2. Constitutionality of the U.S. Sentencing Guidelines as a Whole

31

Mr. Sanchez-Cruz argues that his sentence must be vacated and his case remanded for resentencing because the sentence was calculated based on the Guidelines, which are unconstitutional as a whole. He arrives at the conclusion that the Guidelines are unconstitutional as a whole through two steps. First, he asserts that the Guidelines contain a number of individual provisions that are unconstitutional. Second, these provisions are not severable from the remainder of the Guidelines, and therefore all the Guidelines provisions must be considered unconstitutional.

32

The question of severability, however, does not arise until we determine that a part of the Guidelines are unconstitutional. Cf. Kikumura v. Hurley, 242 F.3d 950, 959 (10th Cir.2001) (applying the presumption of severability after concluding that part of a statute is unconstitutional). Furthermore, the only Guideline provision properly before us is U.S.S.G. ? 2L1.2(b), and we affirm its application as constitutional because the enhancement was based on a prior conviction. Mr. Sanchez-Cruz argues that we should reach the severability question because “most guidelines are prima facie invalid under Blakely.” We consider this assertion to be insufficient to permit consideration of the severability of the Guidelines. We further refuse to consider the constitutionality of any Guidelines provisions whose constitutionality has not been specifically contested by Mr. Sanchez-Cruz. We therefore reject Mr. Sanchez-Cruz’s argument that the Guidelines are unconstitutional as a whole.

33

Because Mr. Sanchez-Cruz has failed to establish that the District Court erred in light of Blakely, he cannot satisfy plain error review and his sentence is affirmed.

III. CONCLUSION

34

Mr. Sanchez-Cruz timely filed his appeal of the District Court’s judgment. His failure to raise his Rule 11 objection to the District Court requires reviewing for plain error. Mr. Sanchez-Cruz cannot satisfy this standard of review. Furthermore, because we conclude that Blakely does not invalidate Mr. Sanchez-Cruz’s sentence, we AFFIRM.

Notes:

1

Dominguez Benitez was decided while this case was on direct appeal, and therefore we apply it to Mr. Sanchez-Cruz’s Rule 11 argument. See Johnson v. United States, 520 U.S. 461, 467, 117 S.Ct. 1544, 137 L.Ed.2d 718 (1997).
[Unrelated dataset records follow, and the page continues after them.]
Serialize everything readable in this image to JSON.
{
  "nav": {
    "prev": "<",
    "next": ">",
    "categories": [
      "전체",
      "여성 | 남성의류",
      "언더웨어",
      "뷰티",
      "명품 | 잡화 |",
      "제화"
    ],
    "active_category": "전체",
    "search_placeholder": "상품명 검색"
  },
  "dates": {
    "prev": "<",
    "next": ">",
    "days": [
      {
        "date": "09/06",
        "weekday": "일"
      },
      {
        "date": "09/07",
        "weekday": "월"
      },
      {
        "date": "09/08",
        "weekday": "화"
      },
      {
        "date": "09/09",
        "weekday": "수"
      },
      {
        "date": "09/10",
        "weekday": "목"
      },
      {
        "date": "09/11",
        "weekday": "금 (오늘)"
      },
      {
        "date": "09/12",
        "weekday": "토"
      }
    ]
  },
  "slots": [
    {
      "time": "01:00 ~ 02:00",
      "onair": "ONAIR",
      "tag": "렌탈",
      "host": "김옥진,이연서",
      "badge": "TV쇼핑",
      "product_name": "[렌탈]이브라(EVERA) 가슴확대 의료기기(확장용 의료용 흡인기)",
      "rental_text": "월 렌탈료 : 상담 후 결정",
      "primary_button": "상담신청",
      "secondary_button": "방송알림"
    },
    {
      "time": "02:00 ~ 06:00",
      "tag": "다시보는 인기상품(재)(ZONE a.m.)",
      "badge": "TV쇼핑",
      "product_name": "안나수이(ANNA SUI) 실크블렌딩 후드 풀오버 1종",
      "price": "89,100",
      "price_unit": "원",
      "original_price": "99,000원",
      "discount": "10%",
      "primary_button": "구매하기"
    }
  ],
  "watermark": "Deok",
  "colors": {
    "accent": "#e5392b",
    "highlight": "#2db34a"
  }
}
Moreover, Dominguez Benitez does little to affect the outcome of our “substantial rights” analysis because our existing Circuit precedent requires a similar inquiry. See Edgar, 348 F.3d at 872 (holding that “[i]n the context of a plea agreement, an error is prejudicial if the defendant has shown that he would not have pleaded guilty if the district court had complied with [Rule 11]”).

2

In his reply brief, Mr. Sanchez-Cruz concedes thatCooper held that Blakely reaffirmed the prior-conviction exception. He states that he wishes to preserve this argument to petition for certiorari. The argument has been properly preserved.